The Basilica of St. Mary held a forum on panhandling Monday night, described by WCCO’s Heather Brown, who didn’t use all caps, but we will. Attendees shared their frustrations and questions about downtown panhandlers, and Minneapolis’ relatively tough aggressive-begging laws. It does not sound like many walked away from the forum without any clear answers, which wouldn’t be surprising. IN FACT, there are few studies out there about panhandling, and the subject is rather hotly contested among advocates for the homeless, as this 2007 story in the Seattle PI details. On one hand, many panhandlers certainly use the money to support chemical addictions, and organizations that seek to help the homeless feel that money might be better spent on, well, their organizations. On the other hand, some panhandlers certainly require the money they make panhandling to take care of basic needs, especially in this economy; Brown details one such panhandler in her story.

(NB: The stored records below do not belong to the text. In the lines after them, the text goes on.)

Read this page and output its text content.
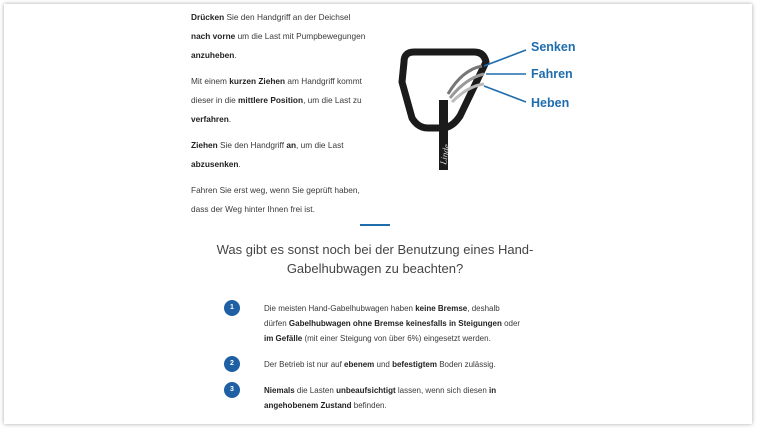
Drücken Sie den Handgriff an der Deichsel nach vorne um die Last mit Pumpbewegungen anzuheben.

Mit einem kurzen Ziehen am Handgriff kommt dieser in die mittlere Position, um die Last zu verfahren.

Ziehen Sie den Handgriff an, um die Last abzusenken.

Fahren Sie erst weg, wenn Sie geprüft haben, dass der Weg hinter Ihnen frei ist.

Linde
Senken
Fahren
Heben
Was gibt es sonst noch bei der Benutzung eines Hand-Gabelhubwagen zu beachten?
1	Die meisten Hand-Gabelhubwagen haben keine Bremse, deshalb dürfen Gabelhubwagen ohne Bremse keinesfalls in Steigungen oder im Gefälle (mit einer Steigung von über 6%) eingesetzt werden.
2	Der Betrieb ist nur auf ebenem und befestigtem Boden zulässig.
3	Niemals die Lasten unbeaufsichtigt lassen, wenn sich diesen in angehobenem Zustand befinden.
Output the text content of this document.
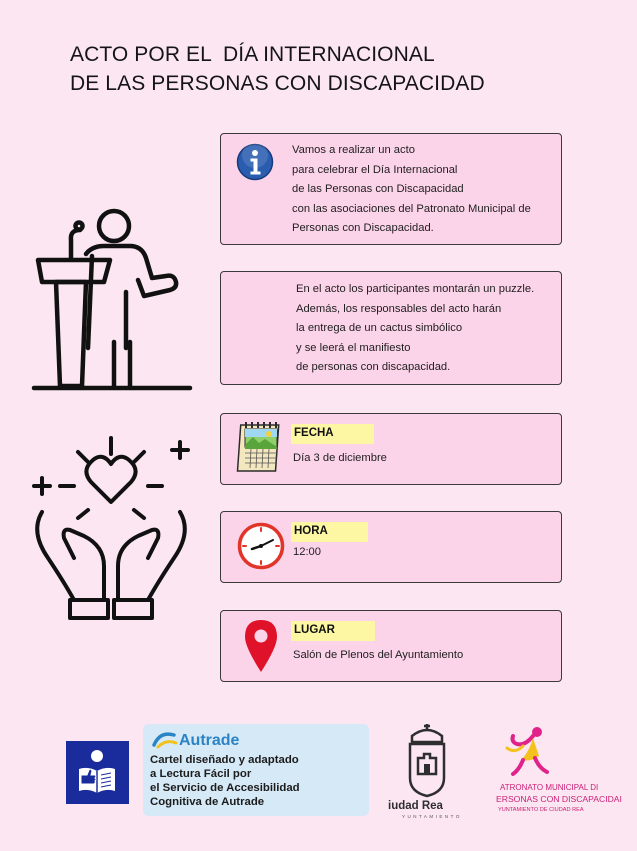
ACTO POR EL  DÍA INTERNACIONAL
DE LAS PERSONAS CON DISCAPACIDAD
Vamos a realizar un acto
para celebrar el Día Internacional
de las Personas con Discapacidad
con las asociaciones del Patronato Municipal de
Personas con Discapacidad.
En el acto los participantes montarán un puzzle.
Además, los responsables del acto harán
la entrega de un cactus simbólico
y se leerá el manifiesto
de personas con discapacidad.
FECHA
Día 3 de diciembre
HORA
12:00
LUGAR
Salón de Plenos del Ayuntamiento
Autrade
Cartel diseñado y adaptado
a Lectura Fácil por
el Servicio de Accesibilidad
Cognitiva de Autrade	iudad Rea
YUNTAMIENTO
ATRONATO MUNICIPAL DI
ERSONAS CON DISCAPACIDAI
YUNTAMIENTO DE CIUDAD REA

In other tales of this economy, Annie Lowrey of the Minnesota Independent discusses COBRA, a program intended to help the unemployed with health care that was given an especially alarming name, for some reason. THE TRUTH IS, as reported by Lowrey, “a popular stimulus provision, the federal subsidy of COBRA benefits, expired for newly unemployed workers as of the first day of June”; for them, the cost of COBRA has tripled. Sen. Al Franken is among those supporting a bill to extend the funding for this assistance program.
If you pass by the Prairie Island Nuclear Generating Plant today, don’t be alarmed if you see what looks like a full-scale emergency: IN FACT, according to the Associated Press, it’s an emergency-preparedness exercise.
In arts: Arts organizations are often the canary in the coal mine of the economy, at least when things turn sour. They’re among the first hit, and the slowest to recover. So it’s no surprise to discover that Minneapolis’ highly regarded Children’s Theatre is ailing, although the exact amount is a bit overwhelming: According to the Star Tribune’s Rohan Preston, it’s $3.8 million in the hole. But IN FACT, there is reason for some optimism: Its leaders have trimmed their budget and pared down their staff; additionally, as Preston points out, other theaters have started to enjoy a jump in attendence, so perhaps this particular coal mine isn’t as toxic as it has been for the past few years.
In sports: “Another Favre Return, Another Football Win,” the New York Times tells us. But, wait — if it’s talking about Sunday’s game against the 49ers, the Vikings actually lost. ACTUALLY, what they’re talking about is television ratings: The game apparently dominated the Nielsens that night.